I had a column in the New York Post yesterday morning about the so-called “ISIS bride,” Hoda Muthana, who is detained in a Syrian refugee camp and now pleading to come back home to her family in Alabama. I argued that, despite the fact that she has treasonously waged war against our country, she had a right to be readmitted if she tried to enter because she was — according to the facts available at the time — a natural-born American citizen.
Now Secretary of State Mike Pompeo has announced that Muthana will not be allowed to reenter the U.S. because she is not an American citizen: While born in America, she was the daughter of a diplomat and thus not subject to the jurisdiction of the U.S. As the secretary put it in his statement, “Ms. Hoda Muthana is not a U.S. citizen and will not be admitted into the United States. She does not have any legal basis, no valid U.S. passport, no right to a passport, nor any visa to travel to the United States.”
This conclusion is disputed by Muthana’s family and allies, and they may have a case. I would strongly urge the Justice Department to file an indictment against Muthana for treason, material support to terrorism, and any other readily provable offenses. She is less likely to press the issues of citizenship and right to enter if she understands that she faces prosecution and, very likely, lengthy imprisonment if she succeeds in coming here.
But it’s worth taking a closer look at the citizenship question itself. To my mind, the concept of citizenship implies not just the benefits of being a full-fledged member of the body politic, but also a duty of fealty to the nation. In a rational world, then, a citizen who made war against the United States would be stripped of citizenship.
Alas, that is not the law. As I related in the Post column, Supreme Court precedent holds that natural-born citizens may not have their citizenship revoked without their consent. (This is in contrast to naturalized citizens, who may have their citizenship revoked if they join a subversive organization within five years of being naturalized, but this is not relevant to Muthana’s case.)
Reports indicate that Muthana, the daughter of Yemeni immigrants, was born in New Jersey in 1994. For the most part, she appears to have grown up in Alabama, attending high school and starting college there.
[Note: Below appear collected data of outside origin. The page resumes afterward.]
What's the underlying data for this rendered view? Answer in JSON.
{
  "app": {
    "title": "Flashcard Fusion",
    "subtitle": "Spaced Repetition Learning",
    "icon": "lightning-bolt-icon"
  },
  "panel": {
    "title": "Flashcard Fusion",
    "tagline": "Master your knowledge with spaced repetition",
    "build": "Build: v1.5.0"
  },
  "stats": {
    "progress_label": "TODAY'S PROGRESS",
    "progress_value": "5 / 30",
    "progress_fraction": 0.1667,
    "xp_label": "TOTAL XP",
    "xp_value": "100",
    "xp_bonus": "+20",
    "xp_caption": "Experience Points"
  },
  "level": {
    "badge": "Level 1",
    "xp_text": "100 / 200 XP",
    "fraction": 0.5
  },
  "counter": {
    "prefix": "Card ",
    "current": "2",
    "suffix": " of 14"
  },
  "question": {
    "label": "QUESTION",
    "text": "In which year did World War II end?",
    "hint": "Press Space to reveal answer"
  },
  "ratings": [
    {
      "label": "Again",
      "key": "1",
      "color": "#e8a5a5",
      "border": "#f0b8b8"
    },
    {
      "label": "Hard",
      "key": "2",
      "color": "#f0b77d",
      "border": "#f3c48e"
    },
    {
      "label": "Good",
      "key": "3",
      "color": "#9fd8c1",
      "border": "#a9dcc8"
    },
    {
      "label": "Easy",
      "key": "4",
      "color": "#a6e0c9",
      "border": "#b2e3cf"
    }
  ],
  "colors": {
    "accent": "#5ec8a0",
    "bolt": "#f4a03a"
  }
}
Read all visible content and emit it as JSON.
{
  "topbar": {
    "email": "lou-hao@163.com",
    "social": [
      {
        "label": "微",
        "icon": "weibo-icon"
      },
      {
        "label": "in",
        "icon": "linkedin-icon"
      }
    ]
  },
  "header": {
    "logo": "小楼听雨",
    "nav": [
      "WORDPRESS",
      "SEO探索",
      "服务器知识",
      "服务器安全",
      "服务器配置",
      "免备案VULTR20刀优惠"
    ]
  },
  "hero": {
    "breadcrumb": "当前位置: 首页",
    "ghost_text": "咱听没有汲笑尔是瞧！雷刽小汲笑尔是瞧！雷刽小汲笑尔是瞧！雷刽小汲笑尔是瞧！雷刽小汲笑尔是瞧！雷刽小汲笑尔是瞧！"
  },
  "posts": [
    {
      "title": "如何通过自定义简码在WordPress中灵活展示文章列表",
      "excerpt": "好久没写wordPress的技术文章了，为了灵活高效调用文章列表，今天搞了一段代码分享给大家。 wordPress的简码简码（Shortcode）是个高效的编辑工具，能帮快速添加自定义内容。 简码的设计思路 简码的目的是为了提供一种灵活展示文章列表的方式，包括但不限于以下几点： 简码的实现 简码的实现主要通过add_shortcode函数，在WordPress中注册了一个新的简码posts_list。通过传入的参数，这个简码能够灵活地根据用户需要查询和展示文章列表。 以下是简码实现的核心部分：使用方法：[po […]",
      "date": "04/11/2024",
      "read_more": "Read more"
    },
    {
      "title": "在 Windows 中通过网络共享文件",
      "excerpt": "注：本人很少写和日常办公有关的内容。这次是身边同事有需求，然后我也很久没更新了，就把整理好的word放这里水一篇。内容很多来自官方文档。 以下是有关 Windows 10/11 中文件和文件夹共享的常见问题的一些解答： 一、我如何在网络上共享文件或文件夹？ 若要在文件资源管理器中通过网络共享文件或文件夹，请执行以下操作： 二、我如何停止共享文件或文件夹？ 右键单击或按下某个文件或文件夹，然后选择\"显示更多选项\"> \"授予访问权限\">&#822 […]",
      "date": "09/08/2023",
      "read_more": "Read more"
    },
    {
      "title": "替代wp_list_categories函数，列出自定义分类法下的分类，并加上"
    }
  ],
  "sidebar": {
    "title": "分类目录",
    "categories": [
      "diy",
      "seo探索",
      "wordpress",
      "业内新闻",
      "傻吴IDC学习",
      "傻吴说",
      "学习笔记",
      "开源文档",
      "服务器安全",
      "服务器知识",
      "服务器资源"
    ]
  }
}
As we’ve noted here at NR when the issue is debated from time to time, the prevailing interpretation of the 14th Amendment generally provides for birthright citizenship: If you were born here, you are a citizen, regardless of whether your parents were citizens — even regardless of whether your parents were legally in the United States. But there is an exception, and the State Department is seizing on it here.
According to the New York Times, government officials contend that Muthana’s father was not merely a Yemeni immigrant but a diplomat of that country. Children born of diplomats are deemed to be citizens of the diplomat’s sovereign. Apparently, Muthana’s camp concedes that Muthana père was a Yemeni diplomat, but contends that she was born 30 days after Yemen discharged him from his diplomat position. We are not told what his immigration status supposedly was at that point, or if he had a legal status. But Muthana would no doubt argue that even if she was an illegal alien, she’d be as entitled to birthright citizenship as any other child of an illegal alien born in the U.S.
Pompeo emphasized that Muthana does not have a valid U.S. passport or a visa to travel to the U.S. That is true, but probably irrelevant. Passports and visas are just forms of travel authorization. They have no bearing on whether an American citizen may be denied entry into her own country. If an American citizen presents herself at a port of entry, the government has no authority to bar the citizen from entering (although the citizen may, of course, be detained while the authorities make certain that she is who she claims to be; and she may be prosecuted for violating travel regulations).
The Times further reports that Pompeo is taking a hard-nosed position here because President Trump has directed him “not to allow Hoda Muthana back into the Country” — as the president put it on Twitter. It is entirely appropriate for the official constitutionally responsible for protecting the nation from foreign threats to direct his subordinates to take all legal steps to prevent a terrorist enemy combatant from entering the country. But, to reiterate, if Muthana is an American citizen, she has the right to enter the U.S. if she presents herself at a port of entry; she may not be barred just because the president wants her turned away.
Again: If the president and the secretary do not want Muthana to try to come back to the United States, the best strategy is to have the Justice Department indict her on serious felony charges. She may seek another alternative if she knows the risk of coming back here is decades of imprisonment. Of course, Muthana may decide to come anyway. After all, (a) she might see life in an American prison as better than her other alternatives, and (b) if she is an American citizen, there is a good argument that her young son is a citizen, too — he’d have a more promising chance of survival and a decent life here than in Syria (or wherever else in that godforsaken region they could end up).
In any event, the State Department has made its decision. Now it is up to Muthana’s supporters to establish her citizenship if they can, and for the Trump administration to indict her if it chooses.